MistressFrankly Fri 24-Jun-11 13:15:35

Pretty Meerkat's line seems sound. I know its hard but you need to put your foot down. Your mother should not be making you feel anxious in your late stages of pregnancy and make you wory about new baby's early days. Her insistance to stay is unreasonable especially is your sister is close. You are an adult and a parent, it is time to do what is right for you, your DH and DCs. If she cannot accept it, leave her to the arguments and dont get dragged into it. If she cannot be supportive then that is on her. She will get over it. Probably.

MIL was a nightmare. She did everything she could to stress me out when i was pregnant and when we stood up to her she flipped (she's the adult because she is older? i think not). Neither i or my now xoh have spoken to her since i was 8.5 months gone. She has never met her gdd and i pity her but i was not going to have her taking over my family and making us feel like crap because we didnt want things to be how she insisted they had to be.

This time is about your new LO not your mum.

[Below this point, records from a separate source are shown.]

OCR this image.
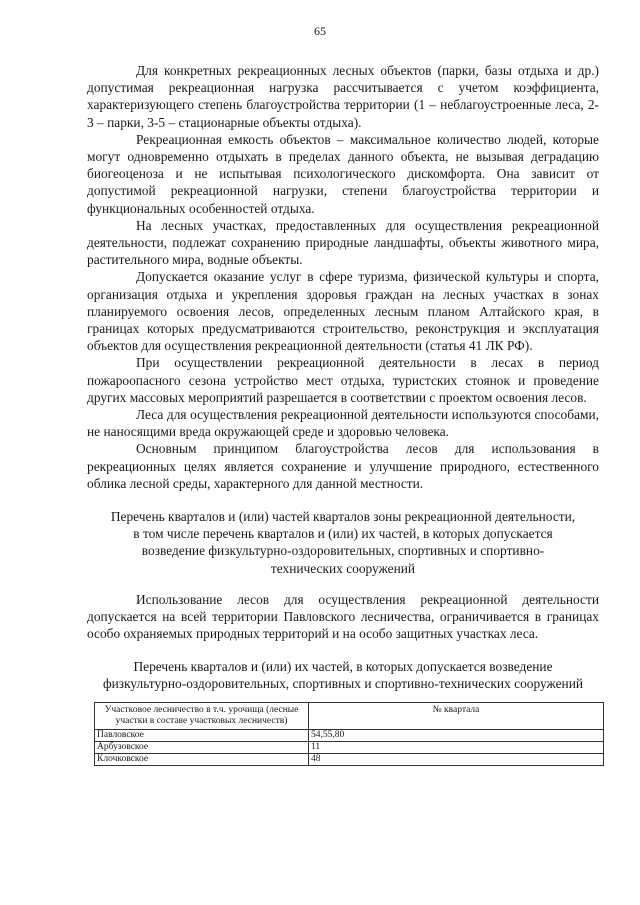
65

Для конкретных рекреационных лесных объектов (парки, базы отдыха и др.) допустимая рекреационная нагрузка рассчитывается с учетом коэффициента, характеризующего степень благоустройства территории (1 – неблагоустроенные леса, 2-3 – парки, 3-5 – стационарные объекты отдыха).

Рекреационная емкость объектов – максимальное количество людей, которые могут одновременно отдыхать в пределах данного объекта, не вызывая деградацию биогеоценоза и не испытывая психологического дискомфорта. Она зависит от допустимой рекреационной нагрузки, степени благоустройства территории и функциональных особенностей отдыха.

На лесных участках, предоставленных для осуществления рекреационной деятельности, подлежат сохранению природные ландшафты, объекты животного мира, растительного мира, водные объекты.

Допускается оказание услуг в сфере туризма, физической культуры и спорта, организация отдыха и укрепления здоровья граждан на лесных участках в зонах планируемого освоения лесов, определенных лесным планом Алтайского края, в границах которых предусматриваются строительство, реконструкция и эксплуатация объектов для осуществления рекреационной деятельности (статья 41 ЛК РФ).

При осуществлении рекреационной деятельности в лесах в период пожароопасного сезона устройство мест отдыха, туристских стоянок и проведение других массовых мероприятий разрешается в соответствии с проектом освоения лесов.

Леса для осуществления рекреационной деятельности используются способами, не наносящими вреда окружающей среде и здоровью человека.

Основным принципом благоустройства лесов для использования в рекреационных целях является сохранение и улучшение природного, естественного облика лесной среды, характерного для данной местности.

Перечень кварталов и (или) частей кварталов зоны рекреационной деятельности, в том числе перечень кварталов и (или) их частей, в которых допускается возведение физкультурно-оздоровительных, спортивных и спортивно-технических сооружений

Использование лесов для осуществления рекреационной деятельности допускается на всей территории Павловского лесничества, ограничивается в границах особо охраняемых природных территорий и на особо защитных участках леса.

Перечень кварталов и (или) их частей, в которых допускается возведение физкультурно-оздоровительных, спортивных и спортивно-технических сооружений

Участковое лесничество в т.ч. урочища (лесные участки в составе участковых лесничеств)	№ квартала
Павловское	54,55,80
Арбузовское	11
Клочковское	48
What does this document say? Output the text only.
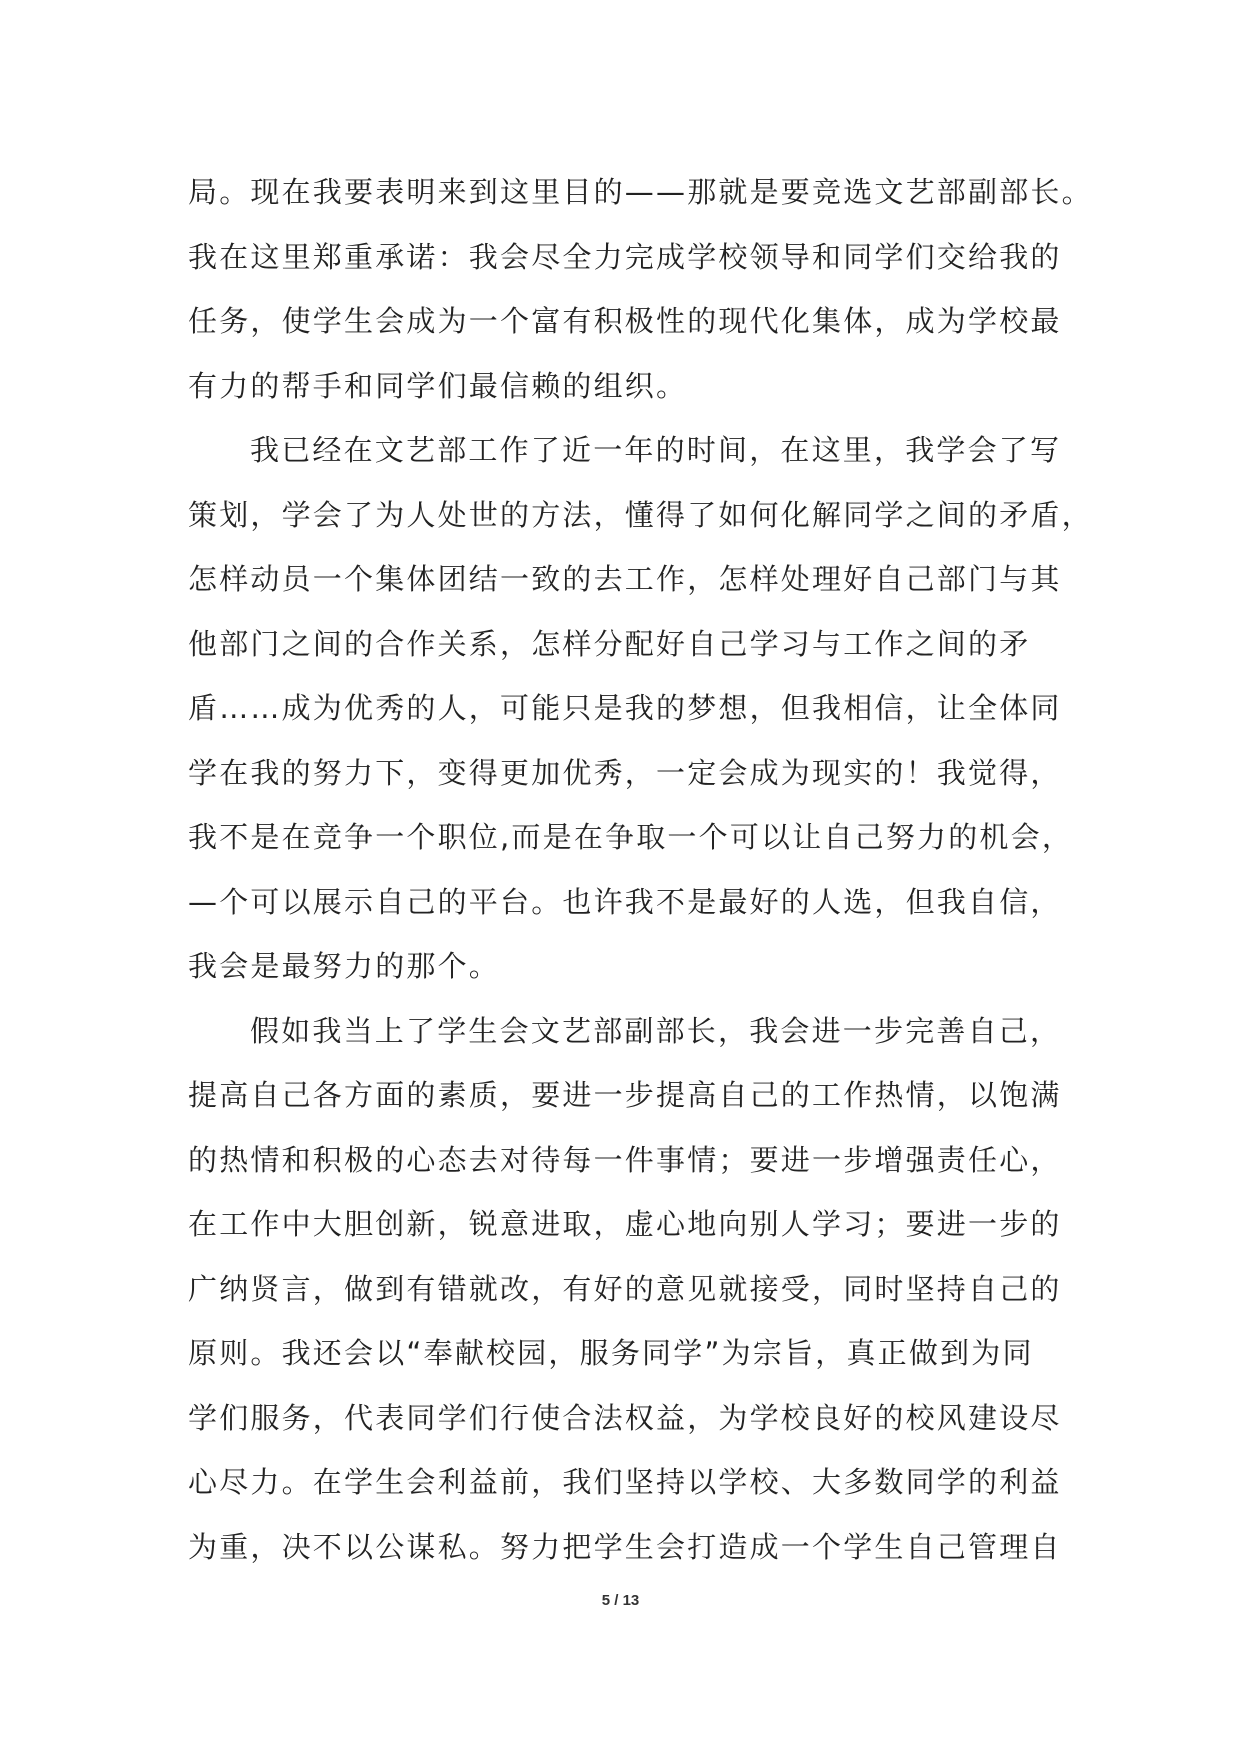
局。现在我要表明来到这里目的——那就是要竞选文艺部副部长。
我在这里郑重承诺：我会尽全力完成学校领导和同学们交给我的
任务，使学生会成为一个富有积极性的现代化集体，成为学校最
有力的帮手和同学们最信赖的组织。
我已经在文艺部工作了近一年的时间，在这里，我学会了写
策划，学会了为人处世的方法，懂得了如何化解同学之间的矛盾，
怎样动员一个集体团结一致的去工作，怎样处理好自己部门与其
他部门之间的合作关系，怎样分配好自己学习与工作之间的矛
盾……成为优秀的人，可能只是我的梦想，但我相信，让全体同
学在我的努力下，变得更加优秀，一定会成为现实的！我觉得，
我不是在竞争一个职位,而是在争取一个可以让自己努力的机会，
—个可以展示自己的平台。也许我不是最好的人选，但我自信，
我会是最努力的那个。
假如我当上了学生会文艺部副部长，我会进一步完善自己，
提高自己各方面的素质，要进一步提高自己的工作热情，以饱满
的热情和积极的心态去对待每一件事情；要进一步增强责任心，
在工作中大胆创新，锐意进取，虚心地向别人学习；要进一步的
广纳贤言，做到有错就改，有好的意见就接受，同时坚持自己的
原则。我还会以“奉献校园，服务同学”为宗旨，真正做到为同
学们服务，代表同学们行使合法权益，为学校良好的校风建设尽
心尽力。在学生会利益前，我们坚持以学校、大多数同学的利益
为重，决不以公谋私。努力把学生会打造成一个学生自己管理自
5 / 13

PrettyMeerkat Fri 24-Jun-11 13:17:22

I copied it from dickiedavisthunderthighs although would love to take the credit. smile

PrettyMeerkat Fri 24-Jun-11 13:20:54

My MIL refused to say whether or not she would look after my older child while I was in labour. I had literally no on else I could rely on and the only reason she did it was out of spite! I explained that I needed to know to try to make some other arrangements (what I don't know) and she just said it would "probably be ok". PROBABLY! Talk about stress. I have terrible labours and really needed my DH there, so the thought that he might not be because my MIL was trying to make me suffer . . .

Why do people not realise the stress they cause (although of course in my case it was intentional).

MistressFrankly Fri 24-Jun-11 13:22:14

smile fair enough yours was the closet name making the point and couldnt be arsed scrolling!